Brookings, U.S. population growth has nearly flatlined, new census data shows

A HISTORIC DEMOGRAPHIC LOW POINT

Among the many consequences the COVID-19 pandemic has inflicted on the nation, its impact on the nation’s demographic stagnation is likely to be consequential. The new census estimates make plain that as a result of more deaths, fewer births, and a recent low in immigration, America has achieved something close to zero growth in the 2020-21 period. 

NYTimes, Report Reveals Sharp Rise in Transgender Young People in the U.S. Will a gender change, now more socially acceptable, serve these young people for the rest of their lives? Only time will tell.

Moving on now to the international realm, observers of the Ukraine conflict are speculating about Vladimir Putin’s health. He reportedly is preparing one of his daughters to take over for him in the Ukraine “special military operation” should he become disabled. Would she be just as ruthless as her father or might she actually modify his course?

We members of Amnesty International observed on June 4 the 33rd anniversary of the Tiananmen crackdown with candlelight vigils. A similar vigil being held in Hong Kong was shut down by Chinese authorities.

Wash. Post, As Biden eases Trump’s sanctions, Cubans hope for an economic lift

Here’s a Cuba Urgent Action from us as Caribbean volunteers at Amnesty International

Please find UA 49/22, regarding Luis Manuel Otero Alcántara and Mykel Castillo Pérez.

The trials of Manuel Otero Alcántara and Maykel Castillo Pérez, prisoners of conscience, are set to start on 30 May and 31 May, respectively, in Cuba. Otero Alcántara and Castillo Pérez have been in pre-trial detention for nearly a year, after being detained for criticizing the Cuban government.

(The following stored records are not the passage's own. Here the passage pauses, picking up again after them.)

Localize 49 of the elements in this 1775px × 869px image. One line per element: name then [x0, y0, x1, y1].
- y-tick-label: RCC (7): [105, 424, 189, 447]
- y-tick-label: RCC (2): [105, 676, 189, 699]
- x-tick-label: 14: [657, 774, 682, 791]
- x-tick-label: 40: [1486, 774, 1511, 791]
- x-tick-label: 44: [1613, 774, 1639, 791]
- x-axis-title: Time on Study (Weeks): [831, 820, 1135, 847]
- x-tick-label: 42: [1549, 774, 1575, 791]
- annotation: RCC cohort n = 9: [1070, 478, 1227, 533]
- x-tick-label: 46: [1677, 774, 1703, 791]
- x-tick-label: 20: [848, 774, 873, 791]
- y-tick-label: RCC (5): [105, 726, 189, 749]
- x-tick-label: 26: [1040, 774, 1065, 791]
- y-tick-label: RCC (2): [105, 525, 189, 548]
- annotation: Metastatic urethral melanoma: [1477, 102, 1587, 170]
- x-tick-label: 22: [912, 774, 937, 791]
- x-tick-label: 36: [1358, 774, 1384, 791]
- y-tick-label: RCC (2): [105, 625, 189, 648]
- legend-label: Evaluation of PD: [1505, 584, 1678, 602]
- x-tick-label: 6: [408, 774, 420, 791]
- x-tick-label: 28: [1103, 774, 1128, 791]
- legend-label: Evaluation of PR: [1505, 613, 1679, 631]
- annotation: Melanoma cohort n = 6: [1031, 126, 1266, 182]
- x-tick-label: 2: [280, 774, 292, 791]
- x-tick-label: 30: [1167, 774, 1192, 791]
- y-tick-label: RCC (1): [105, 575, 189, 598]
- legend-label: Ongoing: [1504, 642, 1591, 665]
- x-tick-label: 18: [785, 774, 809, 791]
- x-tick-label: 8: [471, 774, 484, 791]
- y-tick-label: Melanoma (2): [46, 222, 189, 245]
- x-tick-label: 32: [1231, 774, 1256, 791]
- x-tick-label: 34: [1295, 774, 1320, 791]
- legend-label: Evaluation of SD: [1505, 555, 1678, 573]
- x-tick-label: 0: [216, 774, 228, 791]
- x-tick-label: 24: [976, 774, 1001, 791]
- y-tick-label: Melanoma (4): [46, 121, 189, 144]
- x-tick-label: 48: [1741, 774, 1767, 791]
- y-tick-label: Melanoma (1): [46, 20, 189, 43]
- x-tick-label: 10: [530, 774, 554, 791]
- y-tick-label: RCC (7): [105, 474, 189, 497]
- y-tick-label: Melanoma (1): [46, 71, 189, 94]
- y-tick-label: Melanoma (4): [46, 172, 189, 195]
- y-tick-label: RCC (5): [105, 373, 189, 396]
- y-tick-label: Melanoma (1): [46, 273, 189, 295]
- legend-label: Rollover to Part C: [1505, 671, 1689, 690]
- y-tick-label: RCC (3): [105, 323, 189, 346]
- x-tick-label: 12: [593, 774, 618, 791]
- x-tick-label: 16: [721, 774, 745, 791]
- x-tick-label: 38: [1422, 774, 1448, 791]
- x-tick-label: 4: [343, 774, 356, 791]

A prosecutor has requested that they be sentenced to seven and ten years in prison. [I, Barbara, have met Otero.] We urge Cuban authorities to grant access to international organizations to monitor the trials and to immediately and unconditionally release these prisoners of conscience.

INTERNAL LINKhttps://oneamnesty.sharepoint.com/sites/iar/3e08d008-ae57-46e0-adf7-5283eb515c23#

EXTERNAL LINKhttps://www.amnesty.org/en/documents/amr25/5660/2022/en/

 

CADAL, Joint statement condemning the charges brought against Maykel “El Osorio” Castillo Pérez and Luis Manuel Otero Alcántara

62 organizations and 78 artists demand that the Cuban government release the artists Maykel «El Osorio» Castillo Pérez, Luis Manuel Otero Alcántara, Abel Lashay, María Cristina Garrido and Randy Arteaga, who were unjustly detained for exercising freedom of expression and argue that these cases are part of a campaign by the Cuban government itself marked by repression and human rights violations in order to intimidate, silence and imprison artists and creatives who dare to criticize them.